Fresh off a historic initial public offering, SpaceX announced Tuesday that it has entered a definitive agreement to acquire Anysphere Inc., the parent company of the popular artificial intelligence (AI) coding assistant Cursor, in an all-stock transaction valued at $60 billion.
The acquisition cements SpaceX’s sudden transformation into an AI powerhouse, following its merger with Elon Musk’s xAI venture in February. The deal is expected to close in the third quarter of 2026, subject to regulatory approvals.
Under the agreement, Cursor common and preferred stock will convert into SpaceX Class A common stock.

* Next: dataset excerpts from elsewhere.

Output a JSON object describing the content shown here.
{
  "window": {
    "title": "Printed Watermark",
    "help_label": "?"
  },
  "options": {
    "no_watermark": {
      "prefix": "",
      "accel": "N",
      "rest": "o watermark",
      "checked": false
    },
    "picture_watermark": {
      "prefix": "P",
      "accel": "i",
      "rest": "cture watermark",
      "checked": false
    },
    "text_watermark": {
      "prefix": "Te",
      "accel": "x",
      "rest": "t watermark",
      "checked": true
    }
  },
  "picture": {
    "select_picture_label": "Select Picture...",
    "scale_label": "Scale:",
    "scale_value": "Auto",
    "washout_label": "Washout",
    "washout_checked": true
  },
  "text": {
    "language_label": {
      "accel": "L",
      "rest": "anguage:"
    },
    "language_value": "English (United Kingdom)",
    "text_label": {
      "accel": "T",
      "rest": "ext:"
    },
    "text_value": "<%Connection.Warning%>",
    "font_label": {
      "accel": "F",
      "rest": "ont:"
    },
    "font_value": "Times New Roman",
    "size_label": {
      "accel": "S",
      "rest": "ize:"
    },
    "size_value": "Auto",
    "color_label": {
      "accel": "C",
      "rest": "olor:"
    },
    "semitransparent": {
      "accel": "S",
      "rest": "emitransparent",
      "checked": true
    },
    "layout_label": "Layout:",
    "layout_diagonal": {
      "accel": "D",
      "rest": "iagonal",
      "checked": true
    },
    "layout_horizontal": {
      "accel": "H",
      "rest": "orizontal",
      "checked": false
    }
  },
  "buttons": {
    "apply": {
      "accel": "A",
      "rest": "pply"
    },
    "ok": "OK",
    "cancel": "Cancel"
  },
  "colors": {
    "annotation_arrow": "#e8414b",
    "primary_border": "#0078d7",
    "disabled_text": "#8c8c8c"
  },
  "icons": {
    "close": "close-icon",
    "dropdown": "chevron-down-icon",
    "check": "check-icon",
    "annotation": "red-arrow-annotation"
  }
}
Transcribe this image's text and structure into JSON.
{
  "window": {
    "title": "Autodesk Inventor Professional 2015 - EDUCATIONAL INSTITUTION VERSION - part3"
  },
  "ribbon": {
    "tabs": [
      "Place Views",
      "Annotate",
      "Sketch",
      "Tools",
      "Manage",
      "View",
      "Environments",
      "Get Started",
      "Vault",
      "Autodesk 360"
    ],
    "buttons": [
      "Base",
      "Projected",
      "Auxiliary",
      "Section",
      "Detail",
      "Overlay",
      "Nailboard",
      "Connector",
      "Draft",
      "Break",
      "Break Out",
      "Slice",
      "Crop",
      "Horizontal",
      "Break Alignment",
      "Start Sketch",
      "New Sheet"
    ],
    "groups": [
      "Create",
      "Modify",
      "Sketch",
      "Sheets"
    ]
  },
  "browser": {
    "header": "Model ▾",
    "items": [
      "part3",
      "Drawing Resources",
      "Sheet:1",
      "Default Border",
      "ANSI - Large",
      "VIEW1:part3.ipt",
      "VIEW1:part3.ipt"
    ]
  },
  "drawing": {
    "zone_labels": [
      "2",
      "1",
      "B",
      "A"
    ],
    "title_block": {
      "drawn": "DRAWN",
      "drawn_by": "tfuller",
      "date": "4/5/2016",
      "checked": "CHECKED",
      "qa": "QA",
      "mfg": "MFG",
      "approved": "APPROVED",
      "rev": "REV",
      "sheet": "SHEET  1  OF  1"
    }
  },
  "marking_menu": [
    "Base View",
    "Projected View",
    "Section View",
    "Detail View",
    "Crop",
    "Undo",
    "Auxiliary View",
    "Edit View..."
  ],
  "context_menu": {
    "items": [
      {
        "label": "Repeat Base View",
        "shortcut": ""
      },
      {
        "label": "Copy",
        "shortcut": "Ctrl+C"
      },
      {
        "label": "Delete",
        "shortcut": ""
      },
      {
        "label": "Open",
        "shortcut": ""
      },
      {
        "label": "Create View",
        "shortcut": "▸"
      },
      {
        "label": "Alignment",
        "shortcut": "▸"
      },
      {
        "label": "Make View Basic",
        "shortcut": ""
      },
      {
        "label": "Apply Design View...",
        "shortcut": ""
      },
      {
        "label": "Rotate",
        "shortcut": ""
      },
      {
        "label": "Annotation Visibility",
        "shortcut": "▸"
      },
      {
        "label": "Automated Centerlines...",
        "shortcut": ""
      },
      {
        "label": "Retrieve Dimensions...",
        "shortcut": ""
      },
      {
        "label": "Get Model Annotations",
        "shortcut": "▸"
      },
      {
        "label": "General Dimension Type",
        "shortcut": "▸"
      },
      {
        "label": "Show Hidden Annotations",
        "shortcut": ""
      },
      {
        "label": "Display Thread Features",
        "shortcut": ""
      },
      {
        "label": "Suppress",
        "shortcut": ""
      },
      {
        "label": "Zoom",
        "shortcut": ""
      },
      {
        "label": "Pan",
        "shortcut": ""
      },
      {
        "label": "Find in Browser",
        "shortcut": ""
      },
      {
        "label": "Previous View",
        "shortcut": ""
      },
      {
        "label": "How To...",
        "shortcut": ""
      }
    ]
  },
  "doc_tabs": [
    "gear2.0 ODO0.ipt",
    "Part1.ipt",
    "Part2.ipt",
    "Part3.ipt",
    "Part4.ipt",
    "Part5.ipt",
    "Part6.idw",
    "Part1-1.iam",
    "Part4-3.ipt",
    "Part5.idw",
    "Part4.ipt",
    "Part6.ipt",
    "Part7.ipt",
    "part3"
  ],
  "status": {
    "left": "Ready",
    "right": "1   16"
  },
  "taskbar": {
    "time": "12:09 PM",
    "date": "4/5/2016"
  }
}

The exchange ratio will be determined by the volume-weighted average closing price of SpaceX stock over the seven trading days prior to closing.
Neither SpaceX nor Cursor immediately responded to requests for comment.
The transaction materializes an option SpaceX unveiled in April, which gave the aerospace-and-AI giant the choice to either buy the San Francisco-based startup for $60 billion or pay $10 billion for a collaborative partnership. A regulatory filing revealed that SpaceX will face a $10 billion termination fee under specific circumstances, and a $4 billion fee if antitrust issues scuttle the deal.
The acquisition aims to supercharge SpaceX’s Grok AI business, which analysts note has lagged frontier market leaders like Anthropic, OpenAI, and Google. By absorbing Cursor, SpaceX gains an immediate foothold in the lucrative enterprise software market.
“An independent coding tool moving inside a frontier-model competitor’s stack converts a model-agnostic layer into a captive one. Cursor’s pull with enterprises rested on neutrality across models and clouds, and that neutrality is what the deal removes,” said Mitch Ashley, vice president and practice lead for Software Lifecycle Engineering and AI-Native Software Engineering at The Futurum Group. “Enterprise buyers now re-underwrite Cursor as a single-owner dependency. The procurement question moves from what the tool does to whether a newly public conglomerate with no enterprise software track record will steward a developer layer whose model partners it now competes against.”
Launched in 2022, Cursor has pioneered the vibe coding trend—allowing developers to autonomously generate software. The platform brings a prestigious enterprise client base, including Adobe Inc., Stripe Inc., and NVIDIA Corp., and boasts $2.6 billion in annualized business-to-business revenue.
Wall Street responded with euphoria. In the wake of the announcement, SpaceX shares — trading on the Nasdaq under the ticker SPCX.O — surged nearly 10% in premarket trading to $211.27. The rally represents a 56% climb from its $135 IPO price set just last Friday, pushing SpaceX’s market capitalization to a staggering $2.9 trillion.
With that jump, SpaceX has overtaken Amazon.com Inc. to become the world’s fifth-most valuable public company, a milestone that officially makes Musk the world’s first trillionaire.
The tie-up leverages immense infrastructure advantages. Cursor previously indicated that aligning with SpaceX would grant it access to xAI’s massive, million-H100-equivalent Colossus supercomputer cluster in Memphis, Tenn., solving the compute-shortage constraints that had previously hampered its growth.
While SpaceX has recently secured lucrative cloud-capacity rental deals with Google and Anthropic worth $26 billion annually, those contracts contain 90-day termination clauses. This gives SpaceX the flexibility to reclaim data center capacity to fuel Cursor’s growth if necessary.
Despite the market optimism, the $60 billion purchase underscores SpaceX’s aggressive, high-burn strategy. Financial filings show the company is not yet profitable, posting over $9 billion in losses across 2025 and 2026 due to capital-intensive investments in rocket manufacturing, Starlink infrastructure, and AI data centers.